Kapolres Tekankan Sinergi Lintas Sektoral
Kapolres Blora menegaskan bahwa seluruh 16 Polsek di wilayah Blora telah diinstruksikan untuk memperkuat sinergi lintas sektoral dalam menghadapi potensi bencana.
“Kesiapsiagaan bukan hanya soal peralatan dan personel, tetapi juga koordinasi, komunikasi, serta kecepatan dalam merespons kondisi cuaca saat ini,” ujar AKBP Wawan.
Menurutnya, Polri bersama unsur Forkopimda siap mendukung langkah-langkah tanggap darurat dalam menghadapi potensi hujan lebat dan angin kencang yang diprediksi akan terjadi pada akhir tahun.
Blora Selatan Jadi Fokus Mitigasi
Kapolres mengungkapkan hasil koordinasi dengan BPBD Blora yang menetapkan wilayah Blora Selatan sebagai area fokus pemantauan. Wilayah tersebut dinilai paling rawan terdampak bencana akibat intensitas hujan tinggi.
“Wilayah Blora Selatan menjadi perhatian utama. Namun personel gabungan juga disiagakan di seluruh kecamatan agar siap melaporkan kondisi cuaca dan potensi bencana,” katanya.

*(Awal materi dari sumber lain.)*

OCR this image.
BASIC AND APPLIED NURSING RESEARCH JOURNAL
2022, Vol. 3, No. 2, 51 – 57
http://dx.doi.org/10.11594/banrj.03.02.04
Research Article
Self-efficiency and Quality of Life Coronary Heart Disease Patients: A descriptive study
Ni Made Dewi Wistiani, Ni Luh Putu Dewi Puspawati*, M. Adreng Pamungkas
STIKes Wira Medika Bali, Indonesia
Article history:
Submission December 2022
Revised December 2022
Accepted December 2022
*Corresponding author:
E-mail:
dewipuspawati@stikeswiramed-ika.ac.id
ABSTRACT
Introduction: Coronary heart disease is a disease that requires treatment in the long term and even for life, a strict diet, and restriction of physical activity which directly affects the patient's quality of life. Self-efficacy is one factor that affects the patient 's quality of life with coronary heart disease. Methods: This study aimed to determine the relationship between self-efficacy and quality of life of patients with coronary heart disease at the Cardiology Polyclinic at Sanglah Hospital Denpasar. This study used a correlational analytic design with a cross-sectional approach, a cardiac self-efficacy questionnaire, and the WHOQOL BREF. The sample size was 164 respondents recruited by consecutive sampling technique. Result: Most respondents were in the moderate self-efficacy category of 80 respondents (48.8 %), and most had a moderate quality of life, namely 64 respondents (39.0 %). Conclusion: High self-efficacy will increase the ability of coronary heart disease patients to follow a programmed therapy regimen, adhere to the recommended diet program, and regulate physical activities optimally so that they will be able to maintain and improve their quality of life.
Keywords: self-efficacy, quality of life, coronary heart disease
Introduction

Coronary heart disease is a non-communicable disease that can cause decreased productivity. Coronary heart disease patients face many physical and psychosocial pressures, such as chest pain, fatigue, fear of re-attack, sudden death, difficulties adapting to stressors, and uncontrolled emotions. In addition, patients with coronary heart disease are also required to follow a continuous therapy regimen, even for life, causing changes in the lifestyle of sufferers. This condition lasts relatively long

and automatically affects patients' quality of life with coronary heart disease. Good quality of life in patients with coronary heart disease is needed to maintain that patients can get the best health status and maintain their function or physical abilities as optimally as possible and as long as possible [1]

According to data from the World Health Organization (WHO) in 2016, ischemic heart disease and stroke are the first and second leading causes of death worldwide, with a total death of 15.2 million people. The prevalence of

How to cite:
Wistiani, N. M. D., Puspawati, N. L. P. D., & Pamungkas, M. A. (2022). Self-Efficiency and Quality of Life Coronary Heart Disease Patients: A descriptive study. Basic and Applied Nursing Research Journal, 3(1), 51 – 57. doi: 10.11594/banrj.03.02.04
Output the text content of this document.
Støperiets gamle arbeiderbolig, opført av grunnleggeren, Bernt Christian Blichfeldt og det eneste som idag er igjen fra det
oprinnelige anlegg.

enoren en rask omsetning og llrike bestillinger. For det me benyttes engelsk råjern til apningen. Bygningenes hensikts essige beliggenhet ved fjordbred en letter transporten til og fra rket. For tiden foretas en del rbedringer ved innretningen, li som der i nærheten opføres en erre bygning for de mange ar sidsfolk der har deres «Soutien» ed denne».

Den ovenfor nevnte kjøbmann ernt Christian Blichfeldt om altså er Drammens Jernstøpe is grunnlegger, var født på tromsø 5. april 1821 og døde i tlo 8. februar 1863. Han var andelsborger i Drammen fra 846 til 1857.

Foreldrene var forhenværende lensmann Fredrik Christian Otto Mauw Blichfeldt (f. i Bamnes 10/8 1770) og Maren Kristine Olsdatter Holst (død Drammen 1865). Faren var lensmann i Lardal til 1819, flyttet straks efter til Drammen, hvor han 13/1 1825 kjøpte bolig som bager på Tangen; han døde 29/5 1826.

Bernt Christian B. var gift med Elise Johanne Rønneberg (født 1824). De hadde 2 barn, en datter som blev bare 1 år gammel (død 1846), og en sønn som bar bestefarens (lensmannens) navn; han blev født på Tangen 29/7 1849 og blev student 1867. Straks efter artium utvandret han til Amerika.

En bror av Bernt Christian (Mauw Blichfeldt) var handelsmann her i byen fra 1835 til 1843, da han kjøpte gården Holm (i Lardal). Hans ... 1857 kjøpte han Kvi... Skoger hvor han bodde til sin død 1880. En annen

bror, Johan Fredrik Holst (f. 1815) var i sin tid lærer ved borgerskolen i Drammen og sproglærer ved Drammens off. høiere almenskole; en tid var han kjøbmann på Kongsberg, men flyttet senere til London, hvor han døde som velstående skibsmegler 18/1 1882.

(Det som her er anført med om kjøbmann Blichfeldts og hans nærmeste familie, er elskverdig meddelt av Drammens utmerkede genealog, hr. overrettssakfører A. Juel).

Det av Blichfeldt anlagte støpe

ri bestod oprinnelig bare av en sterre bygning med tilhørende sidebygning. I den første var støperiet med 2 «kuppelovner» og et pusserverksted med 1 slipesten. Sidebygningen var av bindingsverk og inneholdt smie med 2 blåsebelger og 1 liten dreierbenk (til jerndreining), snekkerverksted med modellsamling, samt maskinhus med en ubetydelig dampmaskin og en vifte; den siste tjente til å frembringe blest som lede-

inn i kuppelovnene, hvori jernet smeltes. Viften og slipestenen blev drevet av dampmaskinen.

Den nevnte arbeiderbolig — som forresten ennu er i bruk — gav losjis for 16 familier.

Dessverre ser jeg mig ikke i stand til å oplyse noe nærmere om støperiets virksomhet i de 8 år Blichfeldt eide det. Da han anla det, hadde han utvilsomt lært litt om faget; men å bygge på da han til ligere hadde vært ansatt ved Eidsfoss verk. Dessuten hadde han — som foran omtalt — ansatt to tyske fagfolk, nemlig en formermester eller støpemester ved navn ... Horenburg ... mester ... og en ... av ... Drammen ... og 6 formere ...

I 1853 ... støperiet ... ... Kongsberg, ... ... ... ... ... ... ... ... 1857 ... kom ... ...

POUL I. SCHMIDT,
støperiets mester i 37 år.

Libatkan Relawan dan Ormas
Dalam upaya memperkuat kesiapsiagaan, Polres Blora juga menggandeng organisasi masyarakat (Ormas) dan relawan untuk membantu deteksi dini bencana di lapangan.
“Kami libatkan Sekom, Tagana, Banser, dan relawan lain agar sinergi penanggulangan bisa lebih cepat dan efektif,” terang Kapolres.
Ia menambahkan, kolaborasi dengan masyarakat sangat penting untuk mempercepat proses evakuasi dan penanganan awal ketika terjadi bencana.
Imbau Warga Waspada Cuaca Ekstrem
Kapolres Blora mengimbau masyarakat untuk selalu memantau kondisi cuaca dan segera mencari tempat aman jika terjadi hujan deras disertai angin kencang.
“Jika terjadi hujan deras dan angin, segera amankan diri. Bila berada dekat balai desa yang aman, segera menuju ke sana untuk menghindari risiko,” pesannya.